State Management Between Agents
Agents are stateless by default — each API call is independent. Multi-agent workflows need state to coordinate. The simplest approach is to pass state explicitly through the orchestrator: the orchestrator maintains a shared context dictionary that it passes to each worker, and workers return both their result and any updates to shared context that subsequent agents need.
This explicit state passing is verbose but debuggable. Avoid the temptation to use a shared database or message queue for state in early implementations — the added infrastructure complexity rarely pays off until your workflow is handling hundreds of concurrent executions. For solo developer workflows processing tens of requests per day, the orchestrator-as-state-manager pattern is sufficient and much easier to reason about.
Cost Management
Multi-agent workflows can burn through API tokens faster than you expect. An orchestrator call, three worker calls, and a synthesis call for a single user request might consume 15,000-30,000 tokens at frontier model pricing. At $15 per million tokens for input and $60 per million for output (approximate GPT-4o pricing), a complex research workflow costs $0.50-$1.50 per request — acceptable for a B2B tool charging $20/month per user, unacceptable for a consumer app expecting thousands of free-tier requests.
Manage this by: using smaller models for orchestration (the orchestrator is primarily doing structured JSON parsing, which smaller models handle well), caching tool call results so repeated searches do not re-execute, and building explicit token budget awareness into your orchestrator so it caps worker context length when approaching budget limits. Profile your actual token usage before launching — the numbers are consistently surprising.
The Framework Question
LangGraph, CrewAI, and AutoGen are the main frameworks for multi-agent orchestration.
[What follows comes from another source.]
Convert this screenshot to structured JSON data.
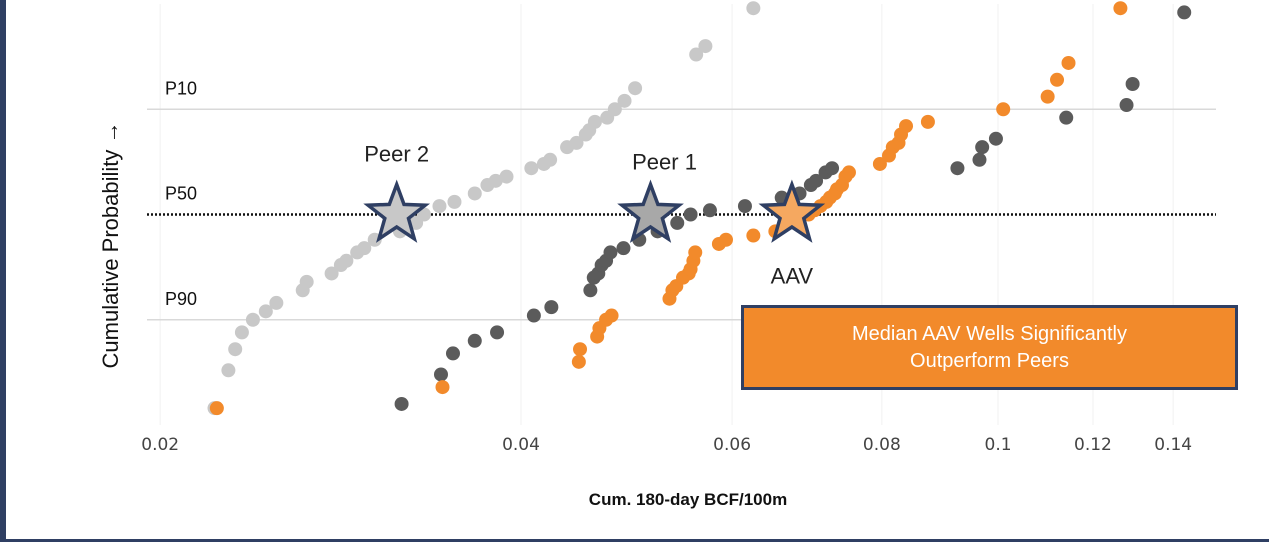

Each has genuine value: LangGraph’s graph-based workflow modeling makes complex conditional logic cleaner, CrewAI’s role-based agent definition reduces boilerplate for common patterns, and AutoGen’s conversation-based coordination is natural for tasks that require iterative refinement between agents.
The recommendation for a first multi-agent system: skip the framework and write it directly. You will understand what the framework abstracts only after you have implemented those abstractions yourself. Once your hand-written orchestration is working and you have a clear sense of where the boilerplate is painful, evaluate whether LangGraph or CrewAI’s abstractions match your specific patterns. Frameworks chosen before understanding the underlying operations tend to become constraints rather than accelerants.
Multi-agent AI is not a magic capability multiplier. It is an architectural pattern with specific trade-offs: more capability for complex tasks, more complexity for debugging and cost management. Used where appropriate — genuine task parallelization, context window requirements that exceed single-agent capacity, tasks where specialization improves quality — it is one of the most powerful tools available to the solo developer building serious AI-powered applications today.